- Directed by: Arthur Davis
- Story by: Dave Monahan
- Starring: Mel Blanc
- Music by: Carl W. Stalling
- Animation by: Character animation: Don Williams Basil Davidovich J.C. Melendez Herman Cohen Cal Dalton (uncredited)
- Layouts by: Thomas McKimson
- Backgrounds by: Philip DeGuard
- Color process: Technicolor
- Production company: Warner Bros. Cartoons
- Distributed by: Warner Bros. Pictures
- Release date: November 29, 1947 (USA);
- Running time: 7 minutes (one reel)
- Language: English

= Mexican Joyride =

Mexican Joyride is a 1947 Warner Bros. Looney Tunes cartoon directed by Arthur Davis and written by Dave Monahan. The cartoon was released on November 29, 1947, and stars Daffy Duck.

==Plot==
Daffy Duck drives to Mexico for a vacation, and after a harrowing experience with the local cuisine that literally sets his mouth afire, Daffy goes to a bullfight ring to observe the spectacle. When Daffy jeers at the bull, the horned beast removes the clothes from the human matador and puts them on Daffy as a challenge to the duck to fight the bull in the ring.

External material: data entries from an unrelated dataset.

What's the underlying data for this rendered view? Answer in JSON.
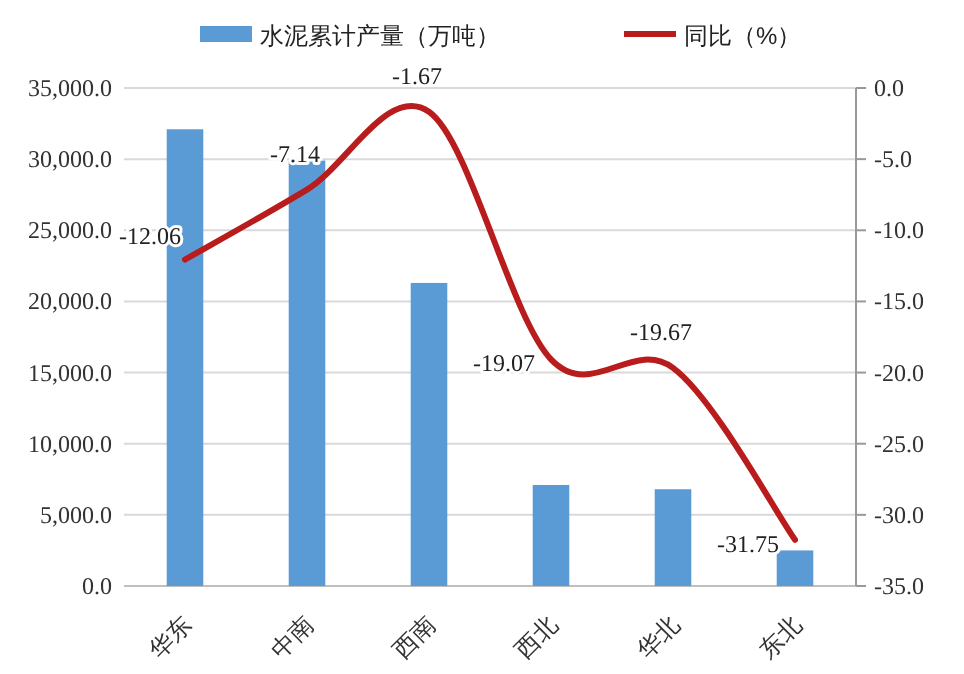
{
  "chart_data": {
    "type": "bar",
    "categories": [
      "华东",
      "中南",
      "西南",
      "西北",
      "华北",
      "东北"
    ],
    "series": [
      {
        "name": "水泥累计产量（万吨）",
        "color": "#5b9bd5",
        "values": [
          32100,
          29900,
          21300,
          7100,
          6800,
          2500
        ]
      },
      {
        "name": "同比（%）",
        "type": "line",
        "axis": "y2",
        "color": "#b81c1c",
        "values": [
          -12.06,
          -7.14,
          -1.67,
          -19.07,
          -19.67,
          -31.75
        ],
        "value_labels": [
          "-12.06",
          "-7.14",
          "-1.67",
          "-19.07",
          "-19.67",
          "-31.75"
        ]
      }
    ],
    "ylim": [
      0,
      35000
    ],
    "yticks": [
      {
        "value": 0,
        "label": "0.0"
      },
      {
        "value": 5000,
        "label": "5,000.0"
      },
      {
        "value": 10000,
        "label": "10,000.0"
      },
      {
        "value": 15000,
        "label": "15,000.0"
      },
      {
        "value": 20000,
        "label": "20,000.0"
      },
      {
        "value": 25000,
        "label": "25,000.0"
      },
      {
        "value": 30000,
        "label": "30,000.0"
      },
      {
        "value": 35000,
        "label": "35,000.0"
      }
    ],
    "y2lim": [
      -35,
      0
    ],
    "y2ticks": [
      {
        "value": 0,
        "label": "0.0"
      },
      {
        "value": -5,
        "label": "-5.0"
      },
      {
        "value": -10,
        "label": "-10.0"
      },
      {
        "value": -15,
        "label": "-15.0"
      },
      {
        "value": -20,
        "label": "-20.0"
      },
      {
        "value": -25,
        "label": "-25.0"
      },
      {
        "value": -30,
        "label": "-30.0"
      },
      {
        "value": -35,
        "label": "-35.0"
      }
    ],
    "grid": "y",
    "legend": "top",
    "marker": "none",
    "line_style": "solid"
  }
}
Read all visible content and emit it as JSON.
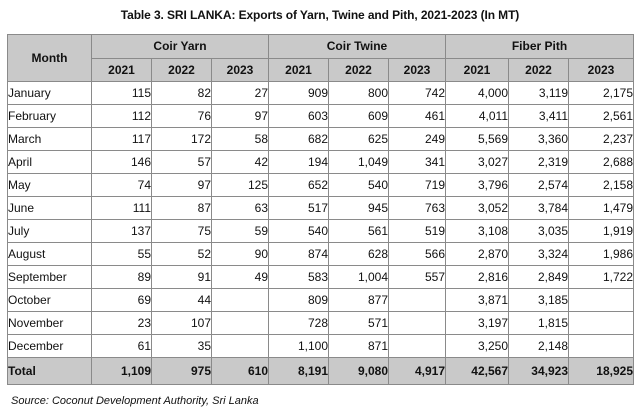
{
  "title": "Table 3. SRI LANKA: Exports of Yarn, Twine and Pith, 2021-2023 (In MT)",
  "header": {
    "month_label": "Month",
    "groups": [
      "Coir Yarn",
      "Coir Twine",
      "Fiber Pith"
    ],
    "years": [
      "2021",
      "2022",
      "2023",
      "2021",
      "2022",
      "2023",
      "2021",
      "2022",
      "2023"
    ]
  },
  "rows": [
    {
      "month": "January",
      "values": [
        "115",
        "82",
        "27",
        "909",
        "800",
        "742",
        "4,000",
        "3,119",
        "2,175"
      ]
    },
    {
      "month": "February",
      "values": [
        "112",
        "76",
        "97",
        "603",
        "609",
        "461",
        "4,011",
        "3,411",
        "2,561"
      ]
    },
    {
      "month": "March",
      "values": [
        "117",
        "172",
        "58",
        "682",
        "625",
        "249",
        "5,569",
        "3,360",
        "2,237"
      ]
    },
    {
      "month": "April",
      "values": [
        "146",
        "57",
        "42",
        "194",
        "1,049",
        "341",
        "3,027",
        "2,319",
        "2,688"
      ]
    },
    {
      "month": "May",
      "values": [
        "74",
        "97",
        "125",
        "652",
        "540",
        "719",
        "3,796",
        "2,574",
        "2,158"
      ]
    },
    {
      "month": "June",
      "values": [
        "111",
        "87",
        "63",
        "517",
        "945",
        "763",
        "3,052",
        "3,784",
        "1,479"
      ]
    },
    {
      "month": "July",
      "values": [
        "137",
        "75",
        "59",
        "540",
        "561",
        "519",
        "3,108",
        "3,035",
        "1,919"
      ]
    },
    {
      "month": "August",
      "values": [
        "55",
        "52",
        "90",
        "874",
        "628",
        "566",
        "2,870",
        "3,324",
        "1,986"
      ]
    },
    {
      "month": "September",
      "values": [
        "89",
        "91",
        "49",
        "583",
        "1,004",
        "557",
        "2,816",
        "2,849",
        "1,722"
      ]
    },
    {
      "month": "October",
      "values": [
        "69",
        "44",
        "",
        "809",
        "877",
        "",
        "3,871",
        "3,185",
        ""
      ]
    },
    {
      "month": "November",
      "values": [
        "23",
        "107",
        "",
        "728",
        "571",
        "",
        "3,197",
        "1,815",
        ""
      ]
    },
    {
      "month": "December",
      "values": [
        "61",
        "35",
        "",
        "1,100",
        "871",
        "",
        "3,250",
        "2,148",
        ""
      ]
    }
  ],
  "total": {
    "label": "Total",
    "values": [
      "1,109",
      "975",
      "610",
      "8,191",
      "9,080",
      "4,917",
      "42,567",
      "34,923",
      "18,925"
    ]
  },
  "source": "Source: Coconut Development Authority, Sri Lanka"
}
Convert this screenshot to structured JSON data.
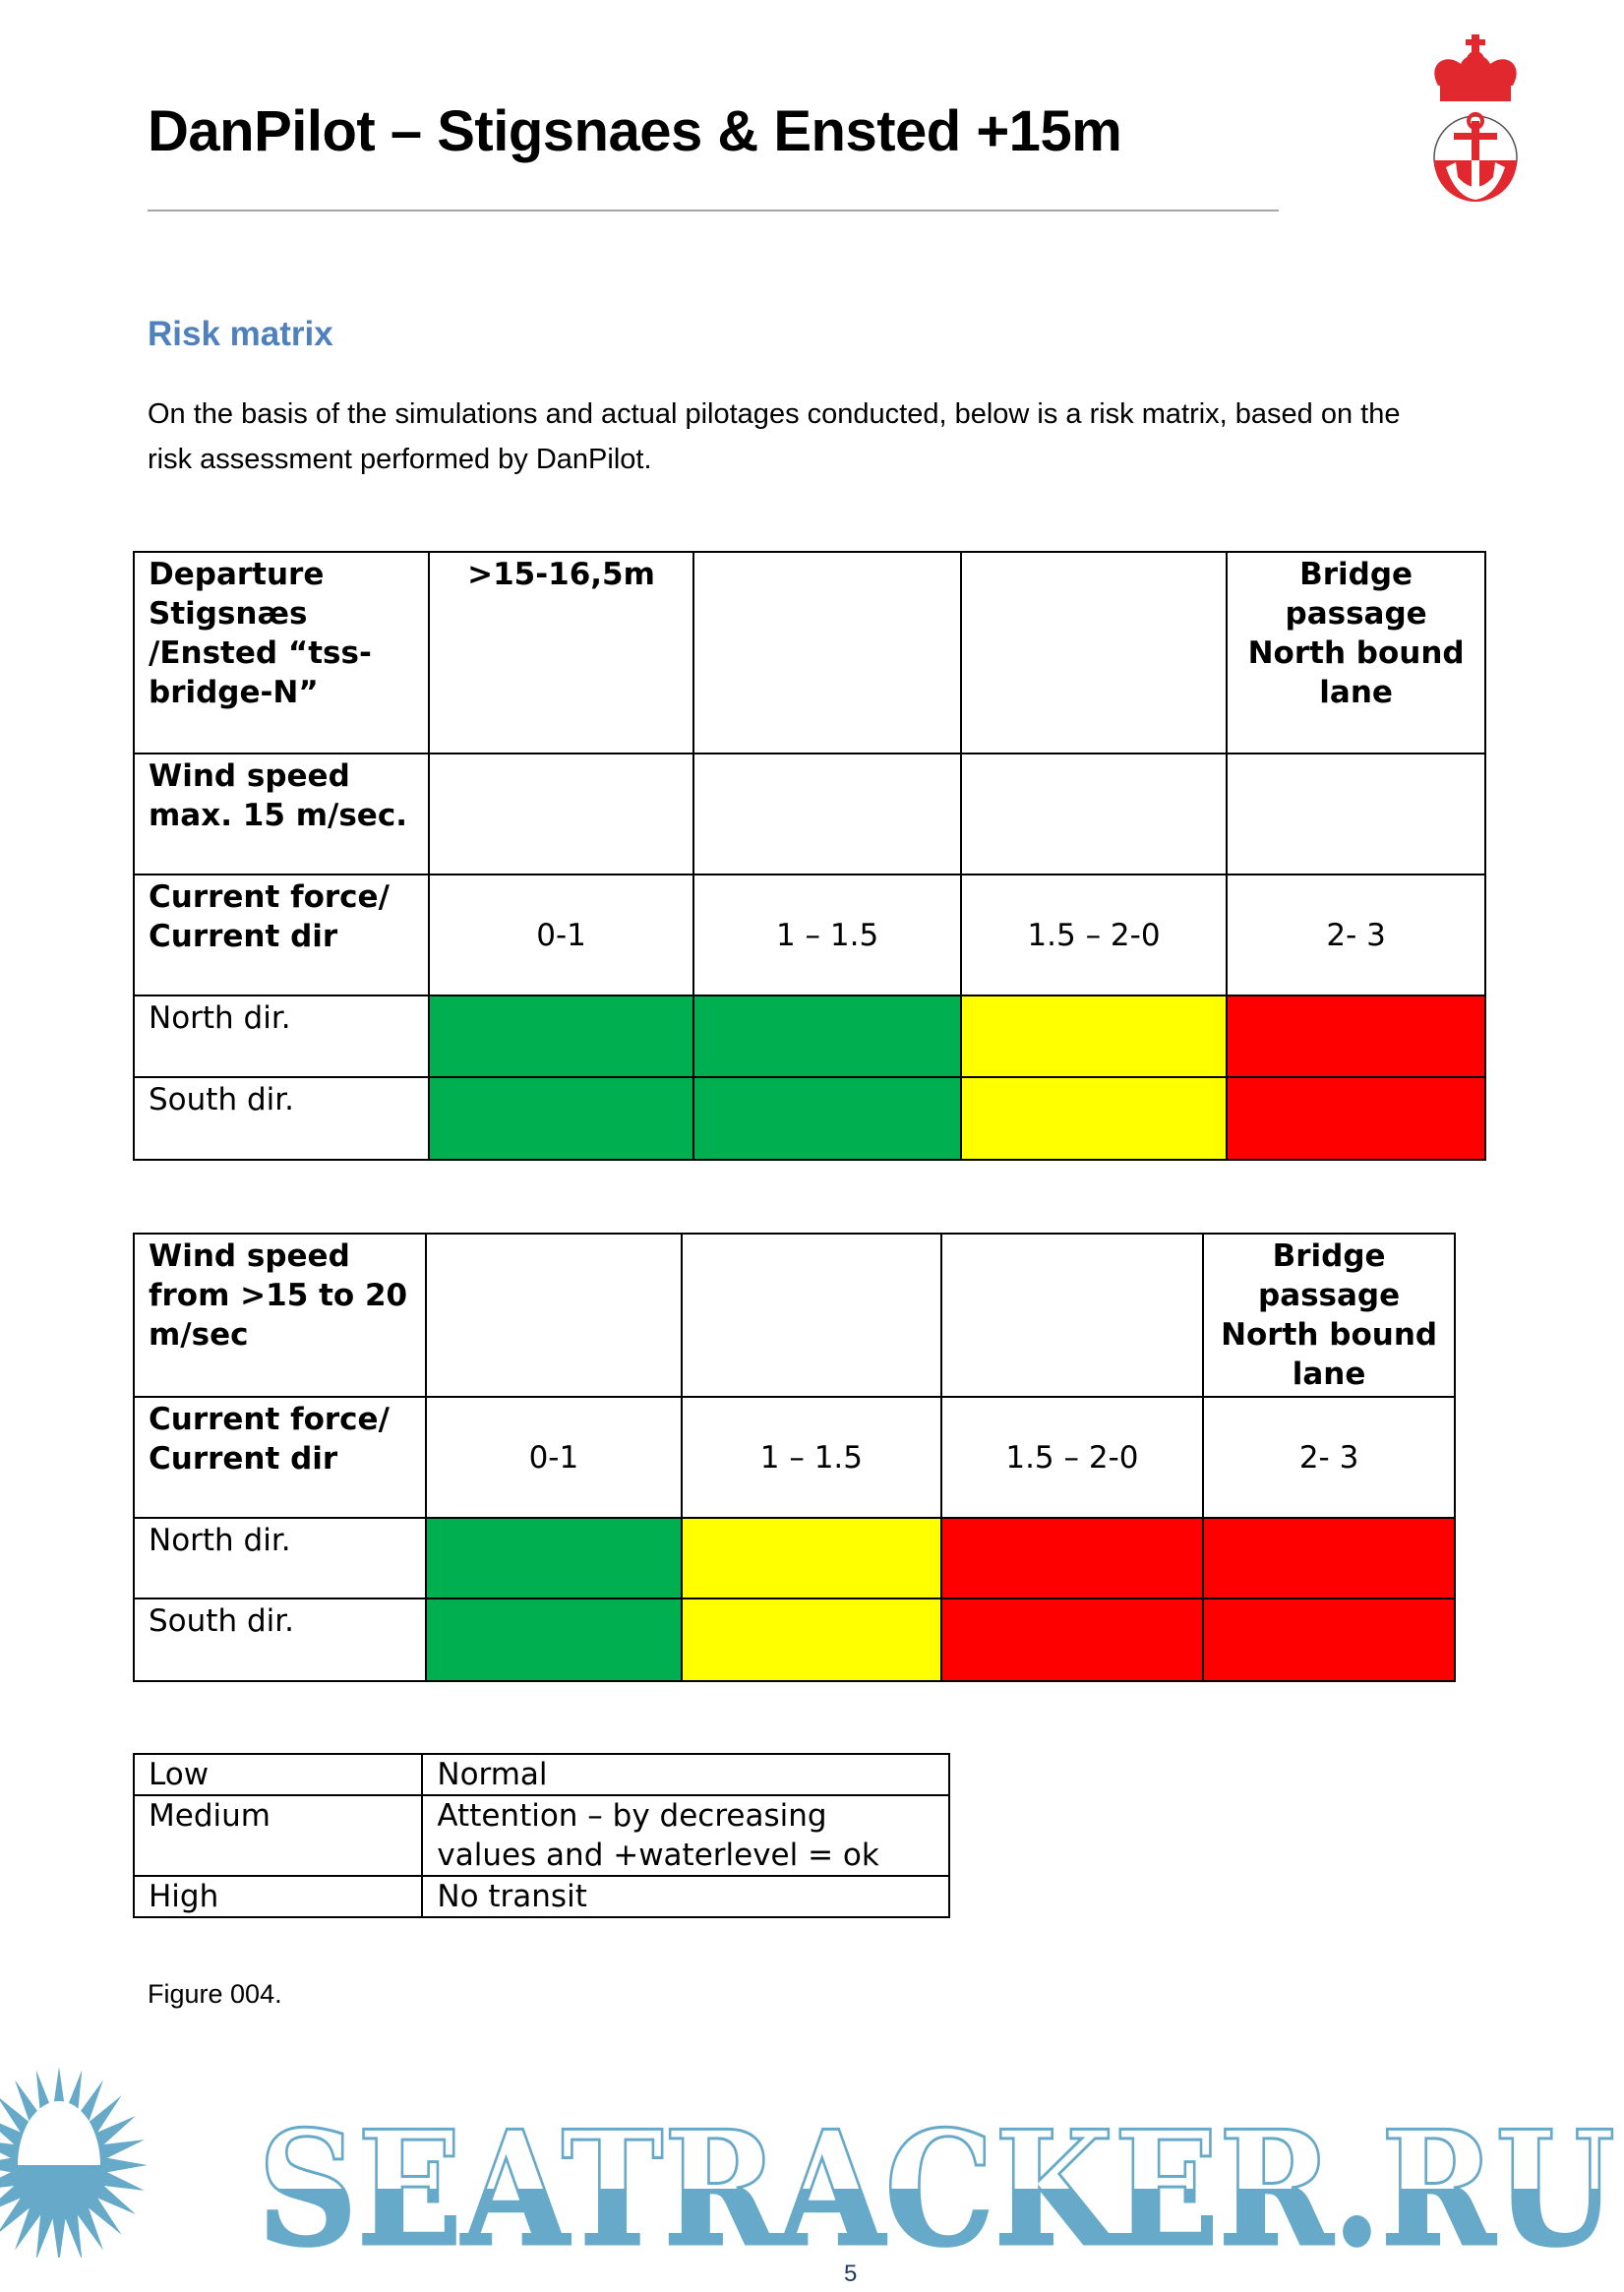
{
  "header": {
    "title": "DanPilot – Stigsnaes & Ensted +15m",
    "logo": "DanPilot crown and anchor emblem"
  },
  "section": {
    "heading": "Risk matrix",
    "intro": "On the basis of the simulations and actual pilotages conducted, below is a risk matrix, based on the risk assessment performed by DanPilot."
  },
  "colors": {
    "low": "#00b050",
    "medium": "#ffff00",
    "high": "#ff0000",
    "heading": "#4f81bd"
  },
  "table1": {
    "corner": "Departure Stigsnæs /Ensted “tss-bridge-N”",
    "draft": ">15-16,5m",
    "bridge": "Bridge passage North bound lane",
    "wind": "Wind speed max. 15 m/sec.",
    "current_label": "Current force/ Current dir",
    "ranges": [
      "0-1",
      "1 – 1.5",
      "1.5 – 2-0",
      "2- 3"
    ],
    "rows": [
      {
        "label": "North dir.",
        "levels": [
          "low",
          "low",
          "medium",
          "high"
        ]
      },
      {
        "label": "South dir.",
        "levels": [
          "low",
          "low",
          "medium",
          "high"
        ]
      }
    ]
  },
  "table2": {
    "wind": "Wind speed from >15 to 20 m/sec",
    "bridge": "Bridge passage North bound lane",
    "current_label": "Current force/ Current dir",
    "ranges": [
      "0-1",
      "1 – 1.5",
      "1.5 – 2-0",
      "2- 3"
    ],
    "rows": [
      {
        "label": "North dir.",
        "levels": [
          "low",
          "medium",
          "high",
          "high"
        ]
      },
      {
        "label": "South dir.",
        "levels": [
          "low",
          "medium",
          "high",
          "high"
        ]
      }
    ]
  },
  "legend": [
    {
      "level": "Low",
      "meaning": "Normal"
    },
    {
      "level": "Medium",
      "meaning": "Attention – by decreasing values and +waterlevel = ok"
    },
    {
      "level": "High",
      "meaning": "No transit"
    }
  ],
  "figure_caption": "Figure 004.",
  "watermark": "SEATRACKER.RU",
  "page_number": "5"
}
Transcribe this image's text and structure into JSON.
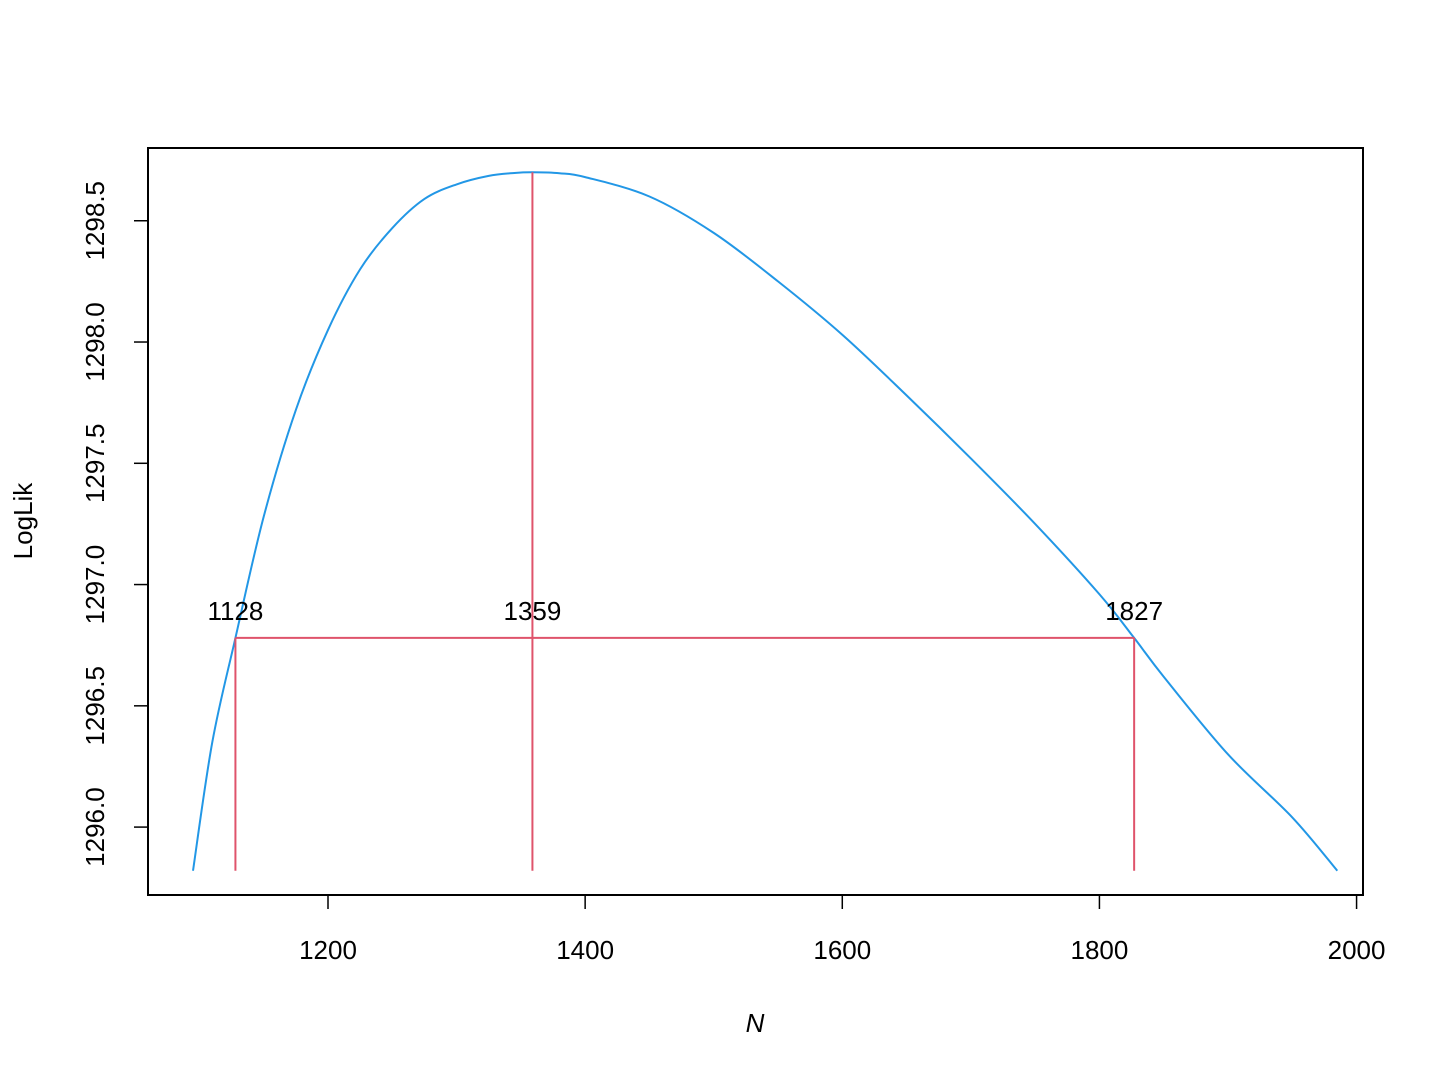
{
  "chart_data": {
    "type": "line",
    "xlabel": "N",
    "ylabel": "LogLik",
    "xlim": [
      1060,
      2005
    ],
    "ylim": [
      1295.72,
      1298.8
    ],
    "x_ticks": [
      1200,
      1400,
      1600,
      1800,
      2000
    ],
    "y_ticks": [
      1296.0,
      1296.5,
      1297.0,
      1297.5,
      1298.0,
      1298.5
    ],
    "x_tick_labels": [
      "1200",
      "1400",
      "1600",
      "1800",
      "2000"
    ],
    "y_tick_labels": [
      "1296.0",
      "1296.5",
      "1297.0",
      "1297.5",
      "1298.0",
      "1298.5"
    ],
    "grid": false,
    "series": [
      {
        "color": "#2297E6",
        "x": [
          1095,
          1110,
          1128,
          1150,
          1175,
          1200,
          1225,
          1250,
          1275,
          1300,
          1325,
          1345,
          1359,
          1380,
          1400,
          1450,
          1500,
          1550,
          1600,
          1650,
          1700,
          1750,
          1800,
          1827,
          1850,
          1900,
          1950,
          1985
        ],
        "y": [
          1295.82,
          1296.35,
          1296.78,
          1297.28,
          1297.72,
          1298.05,
          1298.3,
          1298.47,
          1298.59,
          1298.65,
          1298.685,
          1298.697,
          1298.7,
          1298.696,
          1298.68,
          1298.6,
          1298.45,
          1298.25,
          1298.03,
          1297.78,
          1297.52,
          1297.25,
          1296.96,
          1296.78,
          1296.62,
          1296.3,
          1296.04,
          1295.82
        ]
      }
    ],
    "annotations": {
      "color": "#DF536B",
      "mle": {
        "x": 1359,
        "y": 1298.7,
        "label": "1359"
      },
      "ci_lower": {
        "x": 1128,
        "label": "1128"
      },
      "ci_upper": {
        "x": 1827,
        "label": "1827"
      },
      "cutoff_y": 1296.78
    }
  }
}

Daffy foils the bull with a proposed wager on a hat trick, betting the bull to guess which of three sombreros Daffy is hiding under. Daffy sees to it that the bull guesses wrong and supplies a machine gun for the impoverished bull to commit suicide. The bull realizes that he is being fooled and, firing the machine gun, chases Daffy out of the bullfight ring. Daffy scrambles to his car to leave Mexico, thinking he has escaped the belligerent bull, but unaware that the bull is riding in the back seat of his vehicle.

==Home media==
The film is available on the Looney Tunes Collector's Choice: Volume 3 Blu-ray.